Awesome bike!,  it's  a good  feeling  that the bike made  it's  way home after many decades overseas


----------



## New Mexico Brant (Sep 30, 2020)

I would love to get a set of totally rusty fenders for it; if anyone has any please let me know!


----------



## fordmike65 (Sep 30, 2020)




----------



## Bozman (Sep 30, 2020)

If you get a chance I'd love to get a tracing of the USA stamp on the saddle. One of my winter projects is to rebuild a new saddle for my 1917 Military Model. What's the serial number?

Sent from my SM-N950U using Tapatalk


----------



## New Mexico Brant (Sep 30, 2020)

Here is a history on the US Forestry Engineers in Europe during WWI.









						World War I: 10th and 20th Forestry Engineers - Forest History Society
					

During World War I, two U.S. Army Regiments of forestry engineers worked in France providing the Allied forces with the timber necessary for the war effort.




					foresthistory.org


----------



## New Mexico Brant (Sep 30, 2020)

Bozman said:


> If you get a chance I'd love to get a tracing of the USA stamp on the saddle. One of my winter projects is to rebuild a new saddle for my 1917 Military Model. What's the serial number?
> 
> Sent from my SM-N950U using Tapatalk




The serial number is: USA748.
I will try to get a tracing but the imprint is quite light.  Would photos and measurements help?


----------



## Bozman (Sep 30, 2020)

New Mexico Brant said:


> The serial number is: USA748.
> I will try to get a tracing but the imprint is quite light. Would photos and measurements help?



Absolutely. I'd love to make a leather stamp for the new saddle. 

Sent from my SM-N950U using Tapatalk


----------



## blackcat (Oct 4, 2020)

Hello Brant;
We can say that he will have seen the country, i did not think that Colin still had him.
I am very happy for you that you have acquired him and as you say at home: he is in a good house now.
Regards;
Serge


----------



## Mercian (Nov 15, 2022)

Hi All,

So as not to crayon on the thread attached, a recently stolen 1917 to 18 HD bicycle had a saddle with a similar USA marked top. It has the word  MADE after it.

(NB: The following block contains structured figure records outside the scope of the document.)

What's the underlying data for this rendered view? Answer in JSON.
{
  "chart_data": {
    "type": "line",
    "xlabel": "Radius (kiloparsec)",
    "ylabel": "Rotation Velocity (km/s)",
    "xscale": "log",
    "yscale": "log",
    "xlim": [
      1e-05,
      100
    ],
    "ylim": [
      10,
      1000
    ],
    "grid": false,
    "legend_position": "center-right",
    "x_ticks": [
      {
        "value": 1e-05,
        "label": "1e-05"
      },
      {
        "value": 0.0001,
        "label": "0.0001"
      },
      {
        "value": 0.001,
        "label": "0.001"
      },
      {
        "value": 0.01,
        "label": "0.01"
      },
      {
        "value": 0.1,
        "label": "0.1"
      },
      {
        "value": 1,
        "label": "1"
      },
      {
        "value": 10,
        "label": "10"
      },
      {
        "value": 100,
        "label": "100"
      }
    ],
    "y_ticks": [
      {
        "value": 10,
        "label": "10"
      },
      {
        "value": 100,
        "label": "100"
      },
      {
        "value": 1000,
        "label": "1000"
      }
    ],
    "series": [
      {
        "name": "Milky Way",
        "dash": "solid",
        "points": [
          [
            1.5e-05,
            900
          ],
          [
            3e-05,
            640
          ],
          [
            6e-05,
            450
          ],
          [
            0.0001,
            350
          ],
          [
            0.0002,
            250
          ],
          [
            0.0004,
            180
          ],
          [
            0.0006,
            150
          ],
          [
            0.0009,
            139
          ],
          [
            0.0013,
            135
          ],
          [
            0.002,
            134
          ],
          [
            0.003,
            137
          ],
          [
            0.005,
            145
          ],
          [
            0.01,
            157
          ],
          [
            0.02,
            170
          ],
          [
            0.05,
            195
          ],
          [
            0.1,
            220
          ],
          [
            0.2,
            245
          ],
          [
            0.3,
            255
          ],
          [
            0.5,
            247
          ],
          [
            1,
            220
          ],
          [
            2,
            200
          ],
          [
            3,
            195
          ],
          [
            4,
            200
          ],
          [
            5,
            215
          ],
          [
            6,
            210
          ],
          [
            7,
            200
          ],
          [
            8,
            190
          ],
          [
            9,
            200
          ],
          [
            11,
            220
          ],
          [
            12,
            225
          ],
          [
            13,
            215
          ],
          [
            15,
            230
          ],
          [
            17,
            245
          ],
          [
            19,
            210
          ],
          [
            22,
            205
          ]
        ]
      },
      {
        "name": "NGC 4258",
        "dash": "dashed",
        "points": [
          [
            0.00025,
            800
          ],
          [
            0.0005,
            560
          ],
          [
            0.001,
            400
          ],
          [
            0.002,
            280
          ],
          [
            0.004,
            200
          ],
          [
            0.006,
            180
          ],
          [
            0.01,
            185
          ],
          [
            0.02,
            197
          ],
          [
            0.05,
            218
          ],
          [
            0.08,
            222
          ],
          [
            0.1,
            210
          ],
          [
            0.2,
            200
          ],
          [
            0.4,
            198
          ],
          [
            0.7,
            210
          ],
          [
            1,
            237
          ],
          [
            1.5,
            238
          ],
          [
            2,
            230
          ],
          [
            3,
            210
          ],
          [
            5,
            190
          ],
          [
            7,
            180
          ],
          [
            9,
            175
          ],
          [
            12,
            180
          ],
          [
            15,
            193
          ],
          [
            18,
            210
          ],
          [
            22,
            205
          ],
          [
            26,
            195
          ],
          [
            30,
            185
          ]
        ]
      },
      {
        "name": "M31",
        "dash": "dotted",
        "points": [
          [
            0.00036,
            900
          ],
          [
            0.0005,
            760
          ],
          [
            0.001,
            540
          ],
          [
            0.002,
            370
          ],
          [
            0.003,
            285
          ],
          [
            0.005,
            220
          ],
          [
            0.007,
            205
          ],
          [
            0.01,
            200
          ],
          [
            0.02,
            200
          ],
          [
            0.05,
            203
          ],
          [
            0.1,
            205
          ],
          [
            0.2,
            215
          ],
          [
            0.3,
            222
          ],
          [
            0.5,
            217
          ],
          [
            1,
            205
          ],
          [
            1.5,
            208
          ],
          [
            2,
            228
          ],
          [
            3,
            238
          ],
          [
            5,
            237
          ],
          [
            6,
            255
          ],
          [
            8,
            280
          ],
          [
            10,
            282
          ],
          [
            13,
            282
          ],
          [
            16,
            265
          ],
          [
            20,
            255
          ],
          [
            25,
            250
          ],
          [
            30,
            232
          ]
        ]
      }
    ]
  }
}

						1917 / 1918 Harley Davidson bicycle STOLEN yesterday from Harley dealership in Carroll, OH. | Antique Bicycles Pre-1933
					

An ORIGINAL Harley Davidson Motocyke was stolen from Harley Davidson dealership Sunday evening or yesterday morning 11/13/2022. Please be on the lookout for this rare original bicycle.  Original tires / paint etc.  Have owned since 1970 and was purchased from original buyer who bought it new...




					thecabe.com
				




Blow up added:





Best Regards

Adrian


----------



## New Mexico Brant (Nov 17, 2022)

This bicycle will be getting some love soon.  I have correct mudguards that have been blooming rust in the back pasture. The wheels will be changed out to G & J clinchers.  
Still waiting on a rider saddle with the U.S.A. imprint so the original can be preserved. Hopefully our compadre near the border will take up saddle covering in the near future.


----------